Why would they pay a fee to a mortgage broker? I wouldn’t do it. I’d either go to the bank or another mortgage broker who isn’t asking me to agree to pay a fee.”
Supporters of exclusivity agreements argue that they avoid that kind of confrontation at the same time they help to protect broker incomes in this slowing housing market.
“It’s a good idea, and we’ve debated putting something like that in our agreements,” says high-volume broker Chris Bisson, with Complementary Real Estate Services – The Mortgage Centre, in Guelph. “But transparency is absolutely key here and the client would have to be fully appraised of what they are signing.”
A Toronto brokerage head has already introduced an exclusivity clause as part of his broker-client agreement, a way of protecting his agents’ time against “rate hunters” prepared to use it as a bargaining tool in pursuit of better bank rates.
“We don’t apply it to all A deals, but generally where we get a strong sense that the client is really not serious about using us and is really only looking to get a commitment to present to the bank,” Ranjit Dhillon, principal broker at CENTUM Mortgage Smart in Etobicoke tells CMP.
“The exclusivity agreement works both ways and, if the industry did introduce it as part of (best practices), we should promote it that way. Sure, it works to the benefit of the brokers, but also for the client in that the agreement is guaranteeing the client that the broker will work sincerely and assiduously to get the client the best deal, including, but not exclusively, rate. It’s also a tangible pledge of the broker’s professionalism.”
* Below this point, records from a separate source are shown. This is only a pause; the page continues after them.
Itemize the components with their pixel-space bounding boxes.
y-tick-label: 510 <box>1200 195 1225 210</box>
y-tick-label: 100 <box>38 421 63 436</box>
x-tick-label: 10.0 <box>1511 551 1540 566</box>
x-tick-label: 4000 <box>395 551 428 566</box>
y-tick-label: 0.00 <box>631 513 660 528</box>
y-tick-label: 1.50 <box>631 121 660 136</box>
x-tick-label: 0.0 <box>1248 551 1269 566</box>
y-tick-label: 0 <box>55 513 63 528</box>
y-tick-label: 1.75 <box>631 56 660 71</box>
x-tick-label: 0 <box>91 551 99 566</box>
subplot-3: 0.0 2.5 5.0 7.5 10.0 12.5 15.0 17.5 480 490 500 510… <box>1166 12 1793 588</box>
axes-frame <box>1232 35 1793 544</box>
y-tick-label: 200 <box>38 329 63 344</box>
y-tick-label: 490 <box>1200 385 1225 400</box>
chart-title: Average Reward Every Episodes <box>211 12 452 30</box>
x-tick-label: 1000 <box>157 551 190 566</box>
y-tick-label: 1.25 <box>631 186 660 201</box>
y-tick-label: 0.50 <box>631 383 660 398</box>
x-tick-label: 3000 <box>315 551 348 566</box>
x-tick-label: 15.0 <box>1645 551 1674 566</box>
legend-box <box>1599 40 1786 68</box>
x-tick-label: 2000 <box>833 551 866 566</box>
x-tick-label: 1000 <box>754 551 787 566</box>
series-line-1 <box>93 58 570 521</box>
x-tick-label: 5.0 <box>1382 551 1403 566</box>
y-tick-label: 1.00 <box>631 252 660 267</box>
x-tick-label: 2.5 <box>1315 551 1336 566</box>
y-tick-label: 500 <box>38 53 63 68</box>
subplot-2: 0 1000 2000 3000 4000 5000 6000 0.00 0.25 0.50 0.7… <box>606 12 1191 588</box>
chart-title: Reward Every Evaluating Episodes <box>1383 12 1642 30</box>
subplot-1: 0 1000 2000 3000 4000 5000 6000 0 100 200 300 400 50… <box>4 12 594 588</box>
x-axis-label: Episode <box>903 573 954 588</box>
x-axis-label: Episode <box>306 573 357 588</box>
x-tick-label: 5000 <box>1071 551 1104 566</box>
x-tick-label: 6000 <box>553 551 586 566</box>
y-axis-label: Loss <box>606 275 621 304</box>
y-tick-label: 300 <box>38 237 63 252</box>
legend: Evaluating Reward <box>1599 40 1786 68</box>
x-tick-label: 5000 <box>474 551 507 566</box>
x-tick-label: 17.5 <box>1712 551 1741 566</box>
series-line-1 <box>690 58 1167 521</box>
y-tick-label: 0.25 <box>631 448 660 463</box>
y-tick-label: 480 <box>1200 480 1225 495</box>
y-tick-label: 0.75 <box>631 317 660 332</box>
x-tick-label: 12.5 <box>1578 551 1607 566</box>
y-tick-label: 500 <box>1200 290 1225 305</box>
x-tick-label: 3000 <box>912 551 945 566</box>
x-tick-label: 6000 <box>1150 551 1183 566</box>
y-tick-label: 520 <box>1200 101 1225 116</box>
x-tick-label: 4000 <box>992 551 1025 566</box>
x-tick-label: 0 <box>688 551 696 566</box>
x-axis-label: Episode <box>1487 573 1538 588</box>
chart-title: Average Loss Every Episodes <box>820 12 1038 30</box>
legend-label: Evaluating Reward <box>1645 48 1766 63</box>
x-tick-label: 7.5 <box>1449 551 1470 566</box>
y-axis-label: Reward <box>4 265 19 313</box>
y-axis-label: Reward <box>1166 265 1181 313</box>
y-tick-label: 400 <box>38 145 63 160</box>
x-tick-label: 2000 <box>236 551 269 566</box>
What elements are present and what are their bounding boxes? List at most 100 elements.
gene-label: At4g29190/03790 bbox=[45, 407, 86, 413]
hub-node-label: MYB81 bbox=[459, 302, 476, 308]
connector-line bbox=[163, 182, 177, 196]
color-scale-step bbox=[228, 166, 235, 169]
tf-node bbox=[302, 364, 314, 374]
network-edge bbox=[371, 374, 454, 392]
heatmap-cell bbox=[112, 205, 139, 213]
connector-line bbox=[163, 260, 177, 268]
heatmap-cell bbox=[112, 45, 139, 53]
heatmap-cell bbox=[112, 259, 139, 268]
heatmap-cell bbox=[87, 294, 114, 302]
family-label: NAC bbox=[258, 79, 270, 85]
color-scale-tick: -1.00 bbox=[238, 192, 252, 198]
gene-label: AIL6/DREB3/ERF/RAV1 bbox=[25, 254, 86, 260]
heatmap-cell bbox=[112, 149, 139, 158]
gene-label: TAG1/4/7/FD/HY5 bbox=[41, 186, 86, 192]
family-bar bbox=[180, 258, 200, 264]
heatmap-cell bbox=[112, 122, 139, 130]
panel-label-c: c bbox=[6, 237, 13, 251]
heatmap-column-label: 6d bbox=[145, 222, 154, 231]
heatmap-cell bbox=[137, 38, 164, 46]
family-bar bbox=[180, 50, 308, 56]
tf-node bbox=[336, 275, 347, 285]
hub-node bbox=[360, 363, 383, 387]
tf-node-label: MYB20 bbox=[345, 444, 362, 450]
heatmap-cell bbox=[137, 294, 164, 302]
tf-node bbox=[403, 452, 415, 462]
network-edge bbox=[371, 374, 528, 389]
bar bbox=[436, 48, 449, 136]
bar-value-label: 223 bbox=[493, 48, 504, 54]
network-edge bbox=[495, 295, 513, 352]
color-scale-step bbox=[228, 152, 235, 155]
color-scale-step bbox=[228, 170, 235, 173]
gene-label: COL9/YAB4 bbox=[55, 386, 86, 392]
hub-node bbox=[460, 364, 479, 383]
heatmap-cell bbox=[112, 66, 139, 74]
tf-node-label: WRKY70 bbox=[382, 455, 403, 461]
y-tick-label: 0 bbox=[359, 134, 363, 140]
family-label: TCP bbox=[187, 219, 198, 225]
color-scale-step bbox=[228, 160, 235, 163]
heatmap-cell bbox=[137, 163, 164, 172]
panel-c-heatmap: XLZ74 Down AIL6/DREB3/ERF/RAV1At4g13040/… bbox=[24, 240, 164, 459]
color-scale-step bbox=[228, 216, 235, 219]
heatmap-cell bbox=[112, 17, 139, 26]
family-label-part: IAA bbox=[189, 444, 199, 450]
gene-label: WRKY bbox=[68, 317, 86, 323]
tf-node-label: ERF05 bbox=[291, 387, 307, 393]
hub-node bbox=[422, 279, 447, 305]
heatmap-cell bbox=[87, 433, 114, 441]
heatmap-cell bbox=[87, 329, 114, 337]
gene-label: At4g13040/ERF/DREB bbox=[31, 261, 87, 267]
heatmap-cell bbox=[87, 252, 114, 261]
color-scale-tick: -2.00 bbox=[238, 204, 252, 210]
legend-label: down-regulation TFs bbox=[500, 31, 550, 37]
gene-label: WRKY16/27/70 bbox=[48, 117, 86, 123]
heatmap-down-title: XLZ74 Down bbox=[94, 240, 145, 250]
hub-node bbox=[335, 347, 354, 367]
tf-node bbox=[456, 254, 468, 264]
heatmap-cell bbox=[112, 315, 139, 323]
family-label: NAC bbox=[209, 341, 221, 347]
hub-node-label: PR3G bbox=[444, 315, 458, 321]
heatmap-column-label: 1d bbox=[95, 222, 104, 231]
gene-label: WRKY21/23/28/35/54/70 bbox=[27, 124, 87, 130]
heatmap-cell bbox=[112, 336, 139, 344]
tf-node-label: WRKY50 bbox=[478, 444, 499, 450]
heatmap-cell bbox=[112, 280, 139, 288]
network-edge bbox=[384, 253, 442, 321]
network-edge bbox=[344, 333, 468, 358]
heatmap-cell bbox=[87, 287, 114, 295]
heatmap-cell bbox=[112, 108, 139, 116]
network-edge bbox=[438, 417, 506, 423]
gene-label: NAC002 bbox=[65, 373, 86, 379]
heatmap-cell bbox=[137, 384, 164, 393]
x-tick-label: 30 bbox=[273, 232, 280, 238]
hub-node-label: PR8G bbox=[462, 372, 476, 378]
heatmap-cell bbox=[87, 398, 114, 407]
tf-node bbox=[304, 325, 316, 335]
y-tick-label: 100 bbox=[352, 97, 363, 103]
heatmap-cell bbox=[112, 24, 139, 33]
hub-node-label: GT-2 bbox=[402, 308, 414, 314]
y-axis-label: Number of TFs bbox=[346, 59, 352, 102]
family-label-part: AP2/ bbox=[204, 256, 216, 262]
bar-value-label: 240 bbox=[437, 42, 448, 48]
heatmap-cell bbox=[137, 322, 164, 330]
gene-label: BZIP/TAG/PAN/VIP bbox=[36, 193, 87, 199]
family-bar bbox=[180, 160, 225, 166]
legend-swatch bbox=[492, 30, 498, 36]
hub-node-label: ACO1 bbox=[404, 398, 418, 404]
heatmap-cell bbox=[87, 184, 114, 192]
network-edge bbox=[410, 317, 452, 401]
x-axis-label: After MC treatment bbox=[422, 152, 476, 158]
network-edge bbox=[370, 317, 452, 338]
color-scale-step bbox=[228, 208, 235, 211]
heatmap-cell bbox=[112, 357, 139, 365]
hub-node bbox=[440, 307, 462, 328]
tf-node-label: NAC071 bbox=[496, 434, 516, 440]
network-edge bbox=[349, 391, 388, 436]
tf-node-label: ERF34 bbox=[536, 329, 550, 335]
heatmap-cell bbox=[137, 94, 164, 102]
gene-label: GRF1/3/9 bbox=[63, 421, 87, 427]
But commitment cancellations hurt more than brokers. A channel lender is endorsing the idea of client exclusivity agreements, arguing the time has come for an industry-wide discussion on those controversial but, perhaps, increasingly necessary contracts.
“Conceptually, I am supportive of exclusivity agreements,” says Boris Bozic, Merix Financial president and CEO. “I think it’s time the industry looked long and hard at implementing the practice. The broker’s job is not to just educate the borrower, however, that’s happening with greater frequency. As the saying goes, time is money. Brokers should have the means to be compensated for their time and effort.”
Collu is prepared to lead a provincial discussion on regularizing exclusivity agreements as a best practice, similar to those Realtor agreements that bind home sellers and buyers to their real estate agents for a contracted period of time.
Still, even well-intentioned client may balk at having to sign exclusivity agreements, says industry trainer Greg Williamson, initially sceptical about the efficacy of nationwide or even provincial adoption.
“I think what might happen is that the more experienced brokers and agents will be able to sell the concept to clients, but more inexperienced mortgage professionals may scare them off,” he says.
That could be averted, argues another broker, suggesting lenders like Bozic take the lead, by putting “teeth in their commitment letters.”
“I think it’s possible that we could face a challenge by consumer advocacy groups if we, brokers, look to make exclusivity agreements a best practice,” Ad Lakhanpal, a Mortgage Alliance Broker in Oakville, Ont., tells CMP. “Asking clients to sign them upfront is also likely to scare many away. But if the lenders were to readjust their commitment letters to include a penalty clause for clients if they cancel the deal and go to another lender, then that I think would be more effective in protecting brokers and lenders.. It’s also the easiest way to do it.”
In the absence of that tougher commitment protocol, Somerville and his team of agents are still left to grapple with the very real problem of clients who are prepared to use them as a stepping stone on their way to the better bank deal – whether it’s lower than the broker rate or, even, if only a match.
“We’re considering whether to introduce an exclusivity agreement ourselves,” he says, revealing the kind of exasperation so many brokers feel. We’ll see.”